- Original 1938 poster
- Music: Richard Rodgers
- Lyrics: Lorenz Hart
- Basis: Angyalt Vettem Felesegul, a Hungarian play by János Vaszary
- Productions: 1938 Broadway 1942 Film version

= I Married an Angel =

1938 musical comedy by Rodgers and Hart

I Married an Angel is a 1938 musical comedy by Rodgers and Hart. It was adapted from a play by Hungarian playwright János Vaszary, entitled Angyalt Vettem Felesegul. The book was by Richard Rodgers and Lorenz Hart, with music by Rodgers and lyrics by Hart. The story concerns a wealthy banker who, disillusioned with women, decides that the only mate for him would be an angel. An angel soon arrives, and he marries her, but finds out that her perfection and guilelessness are inconvenient.

==Plot==
A wealthy Budapest banker, Count Willie Palaffi, is love-weary. He ends his engagement to Anna Murphy, swearing that the only girl he could marry would be an angel. A real angel soon flies into his life, and he marries her. It turns out, however, that she is free of the human failings that permit people to tolerate each other. In particular, she is unable to fib. Her honesty alienates Willie's high society acquaintances and his biggest customer and causes a run on his bank. His sister, Countess Palaffi, saves the day by teaching the angel about the real world. She also bribes taxi drivers to make Willie's creditors late, so that he has time to save his bank. Willie and his now Earthier angel live happily ever after.

==Productions==
I Married an Angel opened at the Shubert Theatre on May 11, 1938 and closed on February 25, 1939 after 338 performances, followed by an extensive tour. It was directed by newcomer Joshua Logan, with choreography by George Balanchine, scenic design by Jo Mielziner, and costume design by John Hambleton. The cast included Dennis King as Willi, Vera Zorina as Angel, Vivienne Segal as Peggy, Walter Slezak as Harry, Charles Walters as Peter and Audrey Christie as Anna.

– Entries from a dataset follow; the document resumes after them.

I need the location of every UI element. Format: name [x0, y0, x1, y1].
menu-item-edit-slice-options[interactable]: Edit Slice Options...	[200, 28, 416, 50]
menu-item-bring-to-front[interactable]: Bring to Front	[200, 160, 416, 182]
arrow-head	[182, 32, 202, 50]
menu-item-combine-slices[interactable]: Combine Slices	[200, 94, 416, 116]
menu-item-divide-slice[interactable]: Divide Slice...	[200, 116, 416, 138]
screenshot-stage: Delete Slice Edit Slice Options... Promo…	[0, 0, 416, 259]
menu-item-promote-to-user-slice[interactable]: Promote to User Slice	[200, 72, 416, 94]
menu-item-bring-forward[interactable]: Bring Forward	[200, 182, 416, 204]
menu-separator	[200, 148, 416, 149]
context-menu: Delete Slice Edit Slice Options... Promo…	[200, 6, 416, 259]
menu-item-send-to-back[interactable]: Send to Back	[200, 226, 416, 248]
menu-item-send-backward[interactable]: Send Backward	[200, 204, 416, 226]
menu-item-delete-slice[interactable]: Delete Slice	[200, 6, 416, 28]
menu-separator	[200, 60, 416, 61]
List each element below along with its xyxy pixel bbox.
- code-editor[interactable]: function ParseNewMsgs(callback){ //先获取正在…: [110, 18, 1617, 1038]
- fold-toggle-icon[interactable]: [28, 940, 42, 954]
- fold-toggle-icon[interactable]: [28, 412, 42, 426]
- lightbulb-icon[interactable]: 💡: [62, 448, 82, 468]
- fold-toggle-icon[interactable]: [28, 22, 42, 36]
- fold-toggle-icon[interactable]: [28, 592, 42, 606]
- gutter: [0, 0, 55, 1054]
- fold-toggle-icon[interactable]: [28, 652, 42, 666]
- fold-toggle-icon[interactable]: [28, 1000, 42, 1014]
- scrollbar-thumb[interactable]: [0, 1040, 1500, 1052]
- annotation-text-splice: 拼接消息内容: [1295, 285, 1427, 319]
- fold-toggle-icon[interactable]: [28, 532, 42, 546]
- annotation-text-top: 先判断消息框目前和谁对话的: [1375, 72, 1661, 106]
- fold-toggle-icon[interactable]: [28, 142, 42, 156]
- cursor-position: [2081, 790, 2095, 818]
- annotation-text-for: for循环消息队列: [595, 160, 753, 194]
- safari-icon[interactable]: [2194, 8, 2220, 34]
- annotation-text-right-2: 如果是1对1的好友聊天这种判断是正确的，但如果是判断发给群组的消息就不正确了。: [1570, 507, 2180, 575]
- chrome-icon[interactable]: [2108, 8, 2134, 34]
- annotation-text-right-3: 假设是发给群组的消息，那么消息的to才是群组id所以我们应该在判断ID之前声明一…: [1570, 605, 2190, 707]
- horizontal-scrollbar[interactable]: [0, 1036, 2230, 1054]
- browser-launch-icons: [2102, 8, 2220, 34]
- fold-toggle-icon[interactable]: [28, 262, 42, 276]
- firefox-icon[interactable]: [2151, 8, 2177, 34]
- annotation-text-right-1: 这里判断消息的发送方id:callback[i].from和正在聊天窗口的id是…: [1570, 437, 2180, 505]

Two productions were mounted in 1964: one at Valley Forge Music Fair starring Don Ameche, Margaret Whiting and Taina Elg, and a second at the Royal Poinciana Plaza Playhouse starring Elaine Stritch, Clifford David and Taina Elg. In 1977, the musical was produced at the Berskshire Theatre Festival starring Phyllis Newman, Terence Monk and Valerie Mahaffey. New York staged readings were presented by the New Amsterdam Theatre Company (1986) with Phyllis Newman, Kurt Peterson, and Karen Ziemba; and by the Rodgers & Hart Rediscovered concert series (1995) with Jason Graae, Kim Criswell, Victoria Clark and Marin Mazzie. The musical was also presented as a staged reading by San Francisco's 42nd Street Moon theatre company in 1995 and again in 2000 and by Musicals Tonight!, New York City, as a staged concert in 2000.
It was staged by New York City Center's "Encores!" in March 2019.

==Film and radio==
In 1942, MGM made the musical into a musical film starring Jeanette MacDonald and Nelson Eddy, but as was invariably the case with film adaptations of Rodgers & Hart, the story is entirely different, and the songs are mostly not from the play. A 1952 radio production starred Gordon MacRae and Lucille Norman was also produced.

==Songs==
- Act 1
- Waltz (Opening Act I) – Orchestra
- Did You Ever Get Stung? – Count Willy Palarffi, Countess Peggy Palarffi and Peter Mueller
- I Married an Angel – Willy
- The Modiste – Willy, Angel, Modiste, 1st Venduse and 2nd Vendeuse
- Honeymoon Ballet – Angel, Willy, Premiere Danseur and Corps de Ballet
- I'll Tell the Man in the Street – Peggy and Harry Mischka Szigetti
- How to Win Friends and Influence People – Anna Murphy, Peter and Ensemble
- Finale Act I – Willy, Peggy, Angel, Company

- Act 2
- Spring Is Here – Willy and Peggy
- Angel Without Wings – Angel, Femme de Chambre, Clarinda, Philomena, Rosalina, Seronella, Arabella and Florabella
- A Twinkle in Your Eye – Peggy
- I'll Tell the Man in the Street (Reprise) – Harry
- At the Roxy Music Hall – Anna
- Roxy's Music Hall (Snow Ballet) – Willy, Angel, Peggy, Anna, and Company
- Finale Act II – Company

Note: The following earlier Rodgers and Hart songs were also included in the score: "Women Are Women", "Men of Milwaukee" and "Othello".